To develop global standard ports in India, Maritime India Vision (MIV) 2030 has identified several initiatives including the development of world-class mega ports, trans-shipment hubs, and infrastructure modernisation of ports.
The Union Minister for Ports, Shipping and Waterways, Sarbananda Sonowal said that investment opportunities in the range of Rs 100,000–125,000 crore is expected for expanding capacity and creating world-class infrastructure at Indian ports.
Currently, India’s ports are unable to handle ultra-large container vessels due to lack of necessary land-based mega port and terminal facilities.
The unavailability of the advanced large-scale port infrastructure is preventing Indian shipping and ports sector from meeting global standards.
In order to accommodate the ultra large container ships, the ports need a higher draft and several large crane systems.
As these large container vessels seek speedy unloading of large volumes of cargo, the ports require to be equipped with better yard management capability, increased automation, larger storage facilities, more inland connectivity and enhanced labour productivity.
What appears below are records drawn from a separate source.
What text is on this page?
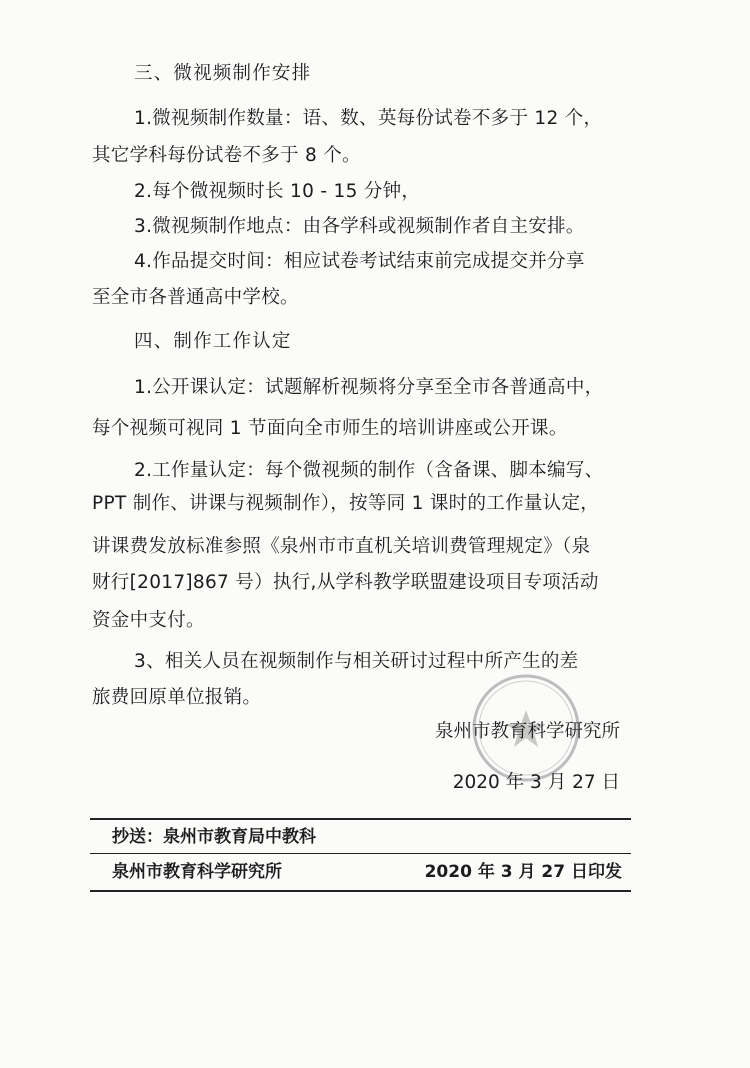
三、微视频制作安排
1.微视频制作数量：语、数、英每份试卷不多于 12 个，
其它学科每份试卷不多于 8 个。
2.每个微视频时长 10 - 15 分钟，
3.微视频制作地点：由各学科或视频制作者自主安排。
4.作品提交时间：相应试卷考试结束前完成提交并分享
至全市各普通高中学校。
四、制作工作认定
1.公开课认定：试题解析视频将分享至全市各普通高中，
每个视频可视同 1 节面向全市师生的培训讲座或公开课。
2.工作量认定：每个微视频的制作（含备课、脚本编写、
PPT 制作、讲课与视频制作），按等同 1 课时的工作量认定，
讲课费发放标准参照《泉州市市直机关培训费管理规定》（泉
财行[2017]867 号）执行,从学科教学联盟建设项目专项活动
资金中支付。
3、相关人员在视频制作与相关研讨过程中所产生的差
旅费回原单位报销。
泉州市教育科学研究所
2020 年 3 月 27 日
抄送：泉州市教育局中教科
泉州市教育科学研究所	2020 年 3 月 27 日印发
The upcoming ports at Vizhinjam in Kerala and Vadhavan in Maharashtra have natural drafts in excess of 18 metre that would enable ultra-large container and cargo vessels to be accommodated on the ports.
The Vadhavan will aid in accommodating huge container ships as well as breakbulk cargo liquid including Liquefied Natural Gas (LNG). The port will host containers of 16,000-25,000 TEU (twenty-foot equivalent unit) capacity.
Vizhinjam Port has been planned to offer large scale automation for quick turnaround of vessels with adequate advanced infrastructure to handle ‘Megamax’ containerships.
It has a natural draft of 20-24 metre and minimal littoral drift. The port’s capacity in its first phase is to be 1 million TEUs and in subsequent phases another 6.2 million TEUs will be added.
The container throughput of Indian ports stood at 17 million TEUs for the period 2020, whereas, that for China stood at 245 million TEUs for the same period. The combined container throughput across the top 20 major global ports stood at 357 million TEUs during 2020.
The Maritime India Vision 2030 is a ten-year blueprint for the maritime sector released by the Prime Minister of India at the Maritime India Summit in November 2020.
The vision aims to elevate waterways, drive growth in the shipbuilding sector and encourage cruise tourism in India.
MIV 2030 has identified over 150 initiatives across ten themes covering all the facets of the Indian maritime sector. It is a comprehensive effort to define and achieve national maritime objectives.
The mission has several policy Initiatives and development projects under it. It plans development of green sustainable ports with an aim to increase the share of renewable energy to over 60 per cent by 2030 from current levels of less than 10 per cent.
Additionally, the mission aims to promote waste to wealth through sustainable dredging practices and domestic ship recycling.